In this episode of Biographers in Conversation, Laurie Gwen Shapiro chats with Gabriella about the choices she made while writing The Stowaway: A Young Man’s Extraordinary Adventure to Antarctica, the true story of Billy Gawronski, a New York teenager, who stowed away on a ship bound for Antarctica in 1928.

We hear from Laurie Shapiro about Billy’s determination, after three failed attempts, to travel on the first American expedition to Antarctica since 1840. Laurie tells us what inspired her to write the book and why she opened it by describing Billy’s plunge into the freezing cold Hudson River in the wee small hours. She also explains how she portrayed the historical context of Billy’s expedition and how she conducted the research for The Stowaway, including an incredible surprise that profoundly shaped the story. As a writing teacher, Laurie shares, in fascinating depth, tips and tricks for crafting a captivating life story.

‘THE STOWAWAY is an engaging story, engagingly told, that makes the reader root for Billy … prompts one to ponder the effects of social class on fate, and the special qualities that make some people push themselves to the limit.’

Wall Street Journal



It was 1928: a time of illicit booze, of Gatsby and Babe Ruth, of freewheeling fun. The Great War was over and American optimism was higher than the stock market. What better moment to launch an expedition to Antarctica, the planet’s final frontier?

Everyone wanted in on the adventure. Rockefellers and Vanderbilts begged to be taken along as mess boys, and newspapers across the globe covered the planning’s every stage. And then, the night before the expedition’s flagship set off, Billy Gawronski—a mischievous, first-generation New York City high schooler, desperate to escape a dreary future in the family upholstery business—jumped into the Hudson River and snuck aboard.

Could he get away with it?

From the soda shops of New York’s Lower East Side to the dance halls of sultry Francophone Tahiti, all the way to Antarctica’s blinding white and deadly freeze, author Laurie Gwen Shapiro ‘narrates this period piece with gusto’ (Los Angeles Times), taking readers on the ‘novelistic’ (The New Yorker) and unforgettable voyage of a plucky young stowaway who became a Roaring Twenties celebrity, a mascot for an up-by-your bootstraps era.

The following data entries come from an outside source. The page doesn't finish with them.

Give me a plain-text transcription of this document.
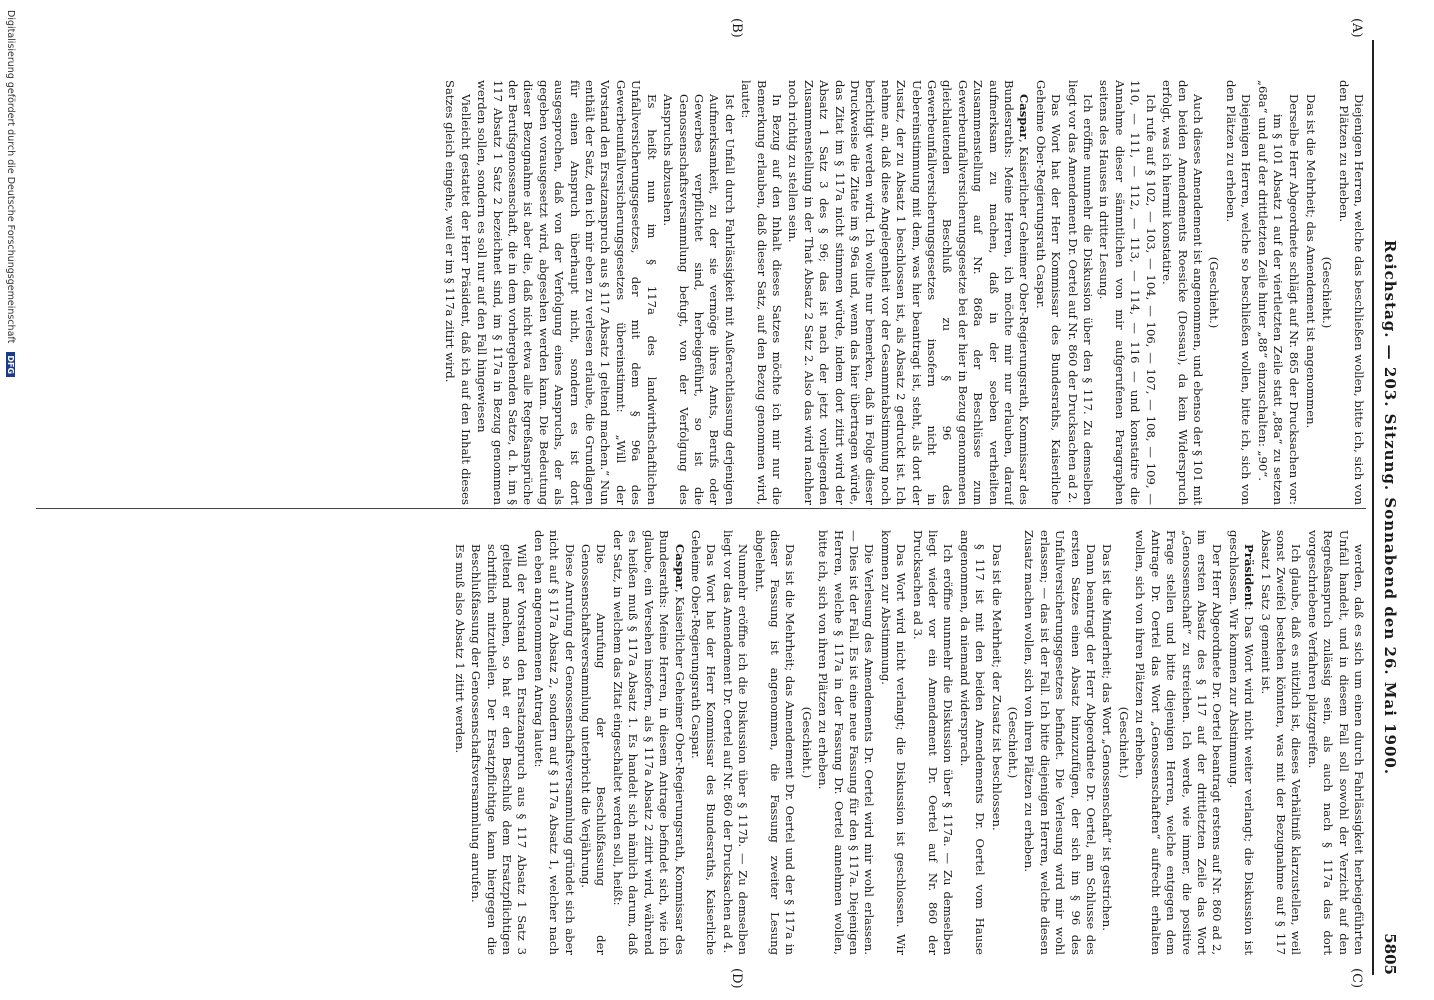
Reichstag. — 203. Sitzung. Sonnabend den 26. Mai 1900.
5805
(A)
(B)
(C)
(D)

Diejenigen Herren, welche das beschließen wollen, bitte ich, sich von den Plätzen zu erheben.

(Geschieht.)

Das ist die Mehrheit; das Amendement ist angenommen.

Derselbe Herr Abgeordnete schlägt auf Nr. 865 der Drucksachen vor:

im § 101 Absatz 1 auf der viertletzten Zeile statt „88a“ zu setzen „68a“ und auf der drittletzten Zeile hinter „88“ einzuschalten: „90“.

Diejenigen Herren, welche so beschließen wollen, bitte ich, sich von den Plätzen zu erheben.

(Geschieht.)

Auch dieses Amendement ist angenommen, und ebenso der § 101 mit den beiden Amendements Roesicke (Dessau), da kein Widerspruch erfolgt, was ich hiermit konstatire.

Ich rufe auf § 102, — 103, — 104, — 106, — 107, — 108, — 109, — 110, — 111, — 112, — 113, — 114, — 116 — und konstatire die Annahme dieser sämmtlichen von mir aufgerufenen Paragraphen seitens des Hauses in dritter Lesung.

Ich eröffne nunmehr die Diskussion über den § 117. Zu demselben liegt vor das Amendement Dr. Oertel auf Nr. 860 der Drucksachen ad 2.

Das Wort hat der Herr Kommissar des Bundesraths, Kaiserliche Geheime Ober-Regierungsrath Caspar.

Caspar, Kaiserlicher Geheimer Ober-Regierungsrath, Kommissar des Bundesraths: Meine Herren, ich möchte mir nur erlauben, darauf aufmerksam zu machen, daß in der soeben vertheilten Zusammenstellung auf Nr. 868a der Beschlüsse zum Gewerbeunfallversicherungsgesetze bei der hier in Bezug genommenen gleichlautenden Beschluß zu § 96 des Gewerbeunfallversicherungsgesetzes insofern nicht in Uebereinstimmung mit dem, was hier beantragt ist, steht, als dort der Zusatz, der zu Absatz 1 beschlossen ist, als Absatz 2 gedruckt ist. Ich nehme an, daß diese Angelegenheit vor der Gesammtabstimmung noch berichtigt werden wird. Ich wollte nur bemerken, daß in Folge dieser Druckweise die Zitate im § 96a und, wenn das hier übertragen würde, das Zitat im § 117a nicht stimmen würde, indem dort zitirt wird der Absatz 1 Satz 3 des § 96; das ist nach der jetzt vorliegenden Zusammenstellung in der That Absatz 2 Satz 2. Also das wird nachher noch richtig zu stellen sein.

In Bezug auf den Inhalt dieses Satzes möchte ich mir nur die Bemerkung erlauben, daß dieser Satz, auf den Bezug genommen wird, lautet:

Ist der Unfall durch Fahrlässigkeit mit Außerachtlassung derjenigen Aufmerksamkeit, zu der sie vermöge ihres Amts, Berufs oder Gewerbes verpflichtet sind, herbeigeführt, so ist die Genossenschaftsversammlung befugt, von der Verfolgung des Anspruchs abzusehen.

Es heißt nun im § 117a des landwirthschaftlichen Unfallversicherungsgesetzes, der mit dem § 96a des Gewerbeunfallversicherungsgesetzes übereinstimmt: „Will der Vorstand den Ersatzanspruch aus § 117 Absatz 1 geltend machen.“ Nun enthält der Satz, den ich mir eben zu verlesen erlaube, die Grundlagen für einen Anspruch überhaupt nicht, sondern es ist dort ausgesprochen, daß von der Verfolgung eines Anspruchs, der als gegeben vorausgesetzt wird, abgesehen werden kann. Die Bedeutung dieser Bezugnahme ist aber die, daß nicht etwa alle Regreßansprüche der Berufsgenossenschaft, die in dem vorhergehenden Satze, d. h. im § 117 Absatz 1 Satz 2 bezeichnet sind, im § 117a in Bezug genommen werden sollen, sondern es soll nur auf den Fall hingewiesen

Vielleicht gestattet der Herr Präsident, daß ich auf den Inhalt dieses Satzes gleich eingehe, weil er im § 117a zitirt wird.

werden, daß es sich um einen durch Fahrlässigkeit herbeigeführten Unfall handelt, und in diesem Fall soll sowohl der Verzicht auf den Regreßanspruch zulässig sein, als auch nach § 117a das dort vorgeschriebene Verfahren platzgreifen.

Ich glaube, daß es nützlich ist, dieses Verhältniß klarzustellen, weil sonst Zweifel bestehen könnten, was mit der Bezugnahme auf § 117 Absatz 1 Satz 3 gemeint ist.

Präsident: Das Wort wird nicht weiter verlangt; die Diskussion ist geschlossen. Wir kommen zur Abstimmung.

Der Herr Abgeordnete Dr. Oertel beantragt erstens auf Nr. 860 ad 2, im ersten Absatz des § 117 auf der drittletzten Zeile das Wort „Genossenschaft“ zu streichen. Ich werde, wie immer, die positive Frage stellen und bitte diejenigen Herren, welche entgegen dem Antrage Dr. Oertel das Wort „Genossenschaften“ aufrecht erhalten wollen, sich von ihren Plätzen zu erheben.

(Geschieht.)

Das ist die Minderheit; das Wort „Genossenschaft“ ist gestrichen.

Dann beantragt der Herr Abgeordnete Dr. Oertel, am Schlusse des ersten Satzes einen Absatz hinzuzufügen, der sich im § 96 des Unfallversicherungsgesetzes befindet. Die Verlesung wird mir wohl erlassen; — das ist der Fall. Ich bitte diejenigen Herren, welche diesen Zusatz machen wollen, sich von ihren Plätzen zu erheben.

(Geschieht.)

Das ist die Mehrheit; der Zusatz ist beschlossen.

§ 117 ist mit den beiden Amendements Dr. Oertel vom Hause angenommen, da niemand widersprach.

Ich eröffne nunmehr die Diskussion über § 117a. — Zu demselben liegt wieder vor ein Amendement Dr. Oertel auf Nr. 860 der Drucksachen ad 3.

Das Wort wird nicht verlangt; die Diskussion ist geschlossen. Wir kommen zur Abstimmung.

Die Verlesung des Amendements Dr. Oertel wird mir wohl erlassen. — Dies ist der Fall. Es ist eine neue Fassung für den § 117a. Diejenigen Herren, welche § 117a in der Fassung Dr. Oertel annehmen wollen, bitte ich, sich von ihren Plätzen zu erheben.

(Geschieht.)

Das ist die Mehrheit; das Amendement Dr. Oertel und der § 117a in dieser Fassung ist angenommen, die Fassung zweiter Lesung abgelehnt.

Nunmehr eröffne ich die Diskussion über § 117b. — Zu demselben liegt vor das Amendement Dr. Oertel auf Nr. 860 der Drucksachen ad 4.

Das Wort hat der Herr Kommissar des Bundesraths, Kaiserliche Geheime Ober-Regierungsrath Caspar.

Caspar, Kaiserlicher Geheimer Ober-Regierungsrath, Kommissar des Bundesraths: Meine Herren, in diesem Antrage befindet sich, wie ich glaube, ein Versehen insofern, als § 117a Absatz 2 zitirt wird, während es heißen muß § 117a Absatz 1. Es handelt sich nämlich darum, daß der Satz, in welchem das Zitat eingeschaltet werden soll, heißt:

Die Anrufung der Beschlußfassung der Genossenschaftsversammlung unterbricht die Verjährung.

Diese Anrufung der Genossenschaftsversammlung gründet sich aber nicht auf § 117a Absatz 2, sondern auf § 117a Absatz 1, welcher nach den eben angenommenen Antrag lautet:

Will der Vorstand den Ersatzanspruch aus § 117 Absatz 1 Satz 3 geltend machen, so hat er den Beschluß dem Ersatzpflichtigen schriftlich mitzutheilen. Der Ersatzpflichtige kann hiergegen die Beschlußfassung der Genossenschaftsversammlung anrufen.

Es muß also Absatz 1 zitirt werden.

Digitalisierung gefördert durch die Deutsche Forschungsgemeinschaft DFG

The spectacular, true story of a scrappy teenager from New York’s Lower East Side who stowed away on the most remarkable feat of science and daring of the Jazz Age,The Stowaway is a thrilling adventure that captures not only the making of a man but of a nation.’

David Grann, bestselling author of Killers of the Flower Moon.

Laurie Gwen Shapiro Photographer: Franco Vogt

Laurie Gwen Shapiro
Photographer: Franco Vogt

Laurie Gwen Shapiro is an award-winning documentary filmmaker and journalist whose writing has appeared in The New Yorker, The New York Times, New York, The Daily Beast, Lapham’s Quarterly, Slate, Aeon, The Forward and the Los Angeles Review of Books. Her documentary film awards include an Independent Spirit Award for directing IFC’s Keep the River on Your Right, and an Emmy nomination for HBO’s Finishing Heaven. Shapiro is the 2021 winner of Best NYC Essay or Article from the GANYC Apple Awards, the 2021 winner of the Damn History Award for ‘The Improbable Journey of Dorothy Parker’s Ashes’ for The New Yorker and gold medallion winner in the People Profiles category for the Silurian Press Club’s 77th annual Excellence in Journalism Awards. The Stowaway (Simon & Schuster) is her best-selling first full-length work of nonfiction. Her next nonfiction book (about Amelia Earhart) will be Amelia and George, for Viking Books, out in 2025. She is an adjunct professor of journalism at The NYU Arthur L. Carter Journalism Institute.